La Strada Statale 36 “del Lago di Como e dello Spluga” rappresenta una delle arterie viarie più importanti della Lombardia, collegando Milano con il territorio lecchese, il Lago di Como e la Valtellina.

Ogni giorno migliaia di automobilisti percorrono questa infrastruttura per motivi di lavoro, turismo o trasporto merci.

Proprio a causa dell’elevato volume di traffico e delle caratteristiche della carreggiata, la sicurezza stradale è diventata una priorità assoluta per le autorità competenti.

Per questo motivo lungo la SS36 sono stati installati diversi sistemi di controllo elettronico della velocità gestiti dalla Polizia Stradale, con l’obiettivo di ridurre il numero di incidenti e incentivare una guida più prudente.

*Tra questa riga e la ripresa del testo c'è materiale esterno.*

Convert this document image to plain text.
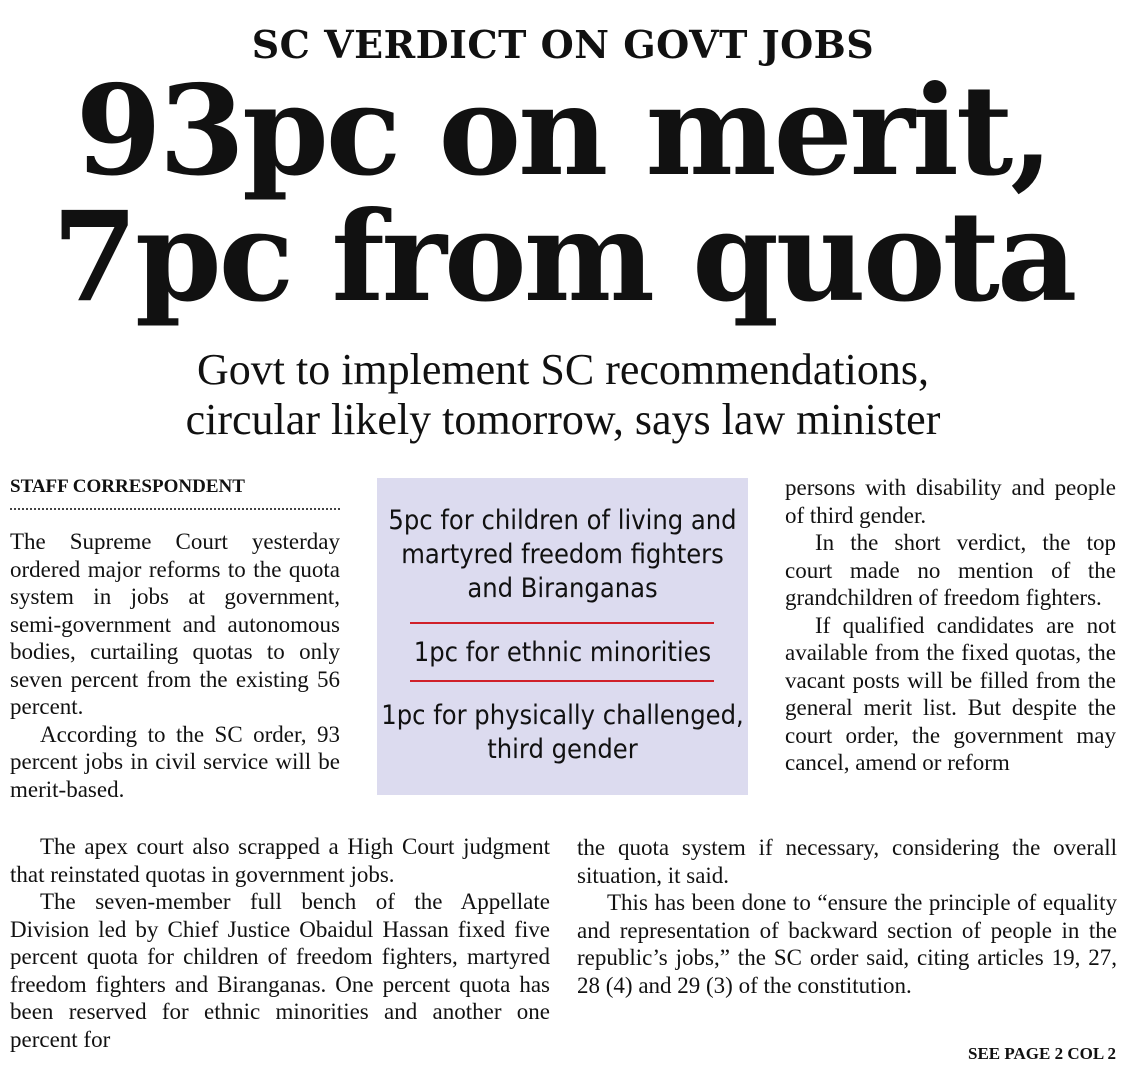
SC VERDICT ON GOVT JOBS
93pc on merit,
7pc from quota
Govt to implement SC recommendations,
circular likely tomorrow, says law minister
STAFF CORRESPONDENT

The Supreme Court yesterday ordered major reforms to the quota system in jobs at government, semi-government and autonomous bodies, curtailing quotas to only seven percent from the existing 56 percent.

According to the SC order, 93 percent jobs in civil service will be merit-based.

5pc for children of living and martyred freedom fighters and Biranganas
1pc for ethnic minorities
1pc for physically challenged, third gender

persons with disability and people of third gender.

In the short verdict, the top court made no mention of the grandchildren of freedom fighters.

If qualified candidates are not available from the fixed quotas, the vacant posts will be filled from the general merit list. But despite the court order, the government may cancel, amend or reform

The apex court also scrapped a High Court judgment that reinstated quotas in government jobs.

The seven-member full bench of the Appellate Division led by Chief Justice Obaidul Hassan fixed five percent quota for children of freedom fighters, martyred freedom fighters and Biranganas. One percent quota has been reserved for ethnic minorities and another one percent for

the quota system if necessary, considering the overall situation, it said.

This has been done to “ensure the principle of equality and representation of backward section of people in the republic’s jobs,” the SC order said, citing articles 19, 27, 28 (4) and 29 (3) of the constitution.

SEE PAGE 2 COL 2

Controlli statale 36 – Attualmente le principali postazioni fisse sono quattro e si trovano in punti strategici della tratta compresa tra la provincia di Lecco e Colico.

Le installazioni sono collocate a Mandello del Lario, in prossimità del distributore, in un tratto particolarmente trafficato e soggetto a forti variazioni di velocità.

Una seconda postazione si trova tra Lierna e Mandello, a breve distanza dall’area di servizio. Le altre due sono situate rispettivamente presso Colico Sud, prima dell’uscita in direzione sud, e Colico Nord, nelle vicinanze dell’area industriale.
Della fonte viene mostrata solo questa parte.